The month of February marked Black History Month – since 1976, a celebration designated to recognize the achievements of African Americans. Spending a month highlighting the many contributions black people bring to our society and add to our country is a good starting point — and it is just that, a starting point.

At All Faiths Children’s Advocacy Center, a disproportionately high percentage of clients come from communities of color, which highlights the social injustices in our society in general and the child welfare system in particular. As trusted advocates for children and families affected by trauma, it is our responsibility to be inclusive and equitable. The concept of diversity has to be in the forefront of our thinking and our actions – and we have long known that addressing this must not be just a project, but part of our foundation and an ongoing dialogue.

To this end, we have hired a Diversity, Equity and Inclusion consultant who will work with us on issues of race and equity, addressing potentially oppressive processes, pointing out racial biases and helping us enhance DEI across the agency – from the board of directors to the staff and service level.

Just as much as Black History Month needs to reach beyond its 30-day period, a DEI initiative has to be an ongoing process, rooted in our agency’s foundation, penetrating the basic questions of how we best serve our community and represent the voices of our clients.

It is our intent that our work with Solfire, a local consulting company that has partnered with many of our community’s organizations, will emphasize All Faiths’ leadership role in the social justice and child welfare field as we join the nationwide discussion about how to change a historically white supremacist system in order to build a society based on the inherent equity of all of its members.

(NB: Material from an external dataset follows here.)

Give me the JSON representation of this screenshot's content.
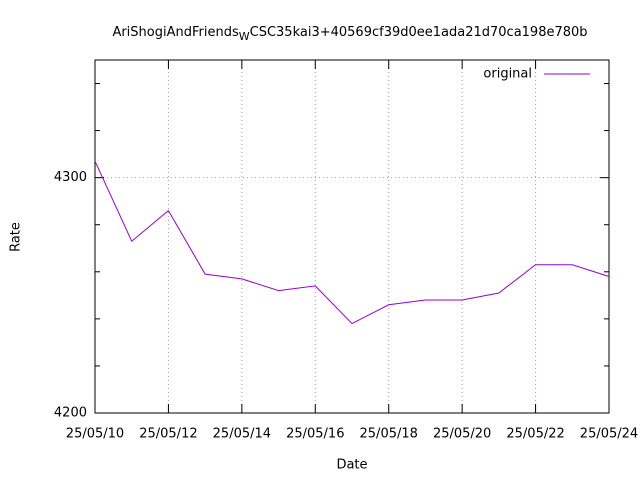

The pandemic has highlighted the already existing issues of poverty and lack of resources for families who are our neighbors. Often, these families, those who struggle with living life on the edge, are the ones that seek trauma services, rely on food support, lack access to health care – and, because of social inequities, are people of color. We regularly find that the caretakers in these families have jobs, and often multiple jobs, that barely allow them to scrape by. 

It is our vision to have a society that’s free of child abuse and neglect – and as such, we must do everything to change the underlying issues reflected in the horrific statistics that we have become all too used to: New Mexico is first in the nation in child maltreatment, child hunger and next to last in economic well-being. It would be simplistic to think that these data reflect one-dimensional issues that are easily altered – otherwise, we would have done so already. Instead, a multi-pronged approach will be needed and addressing racial inequities must be at the center.

At All Faiths Children’s Advocacy Center we’re excited to adopt this lens and challenge ourselves to do better for all involved — board, staff and especially the children and families in our programs.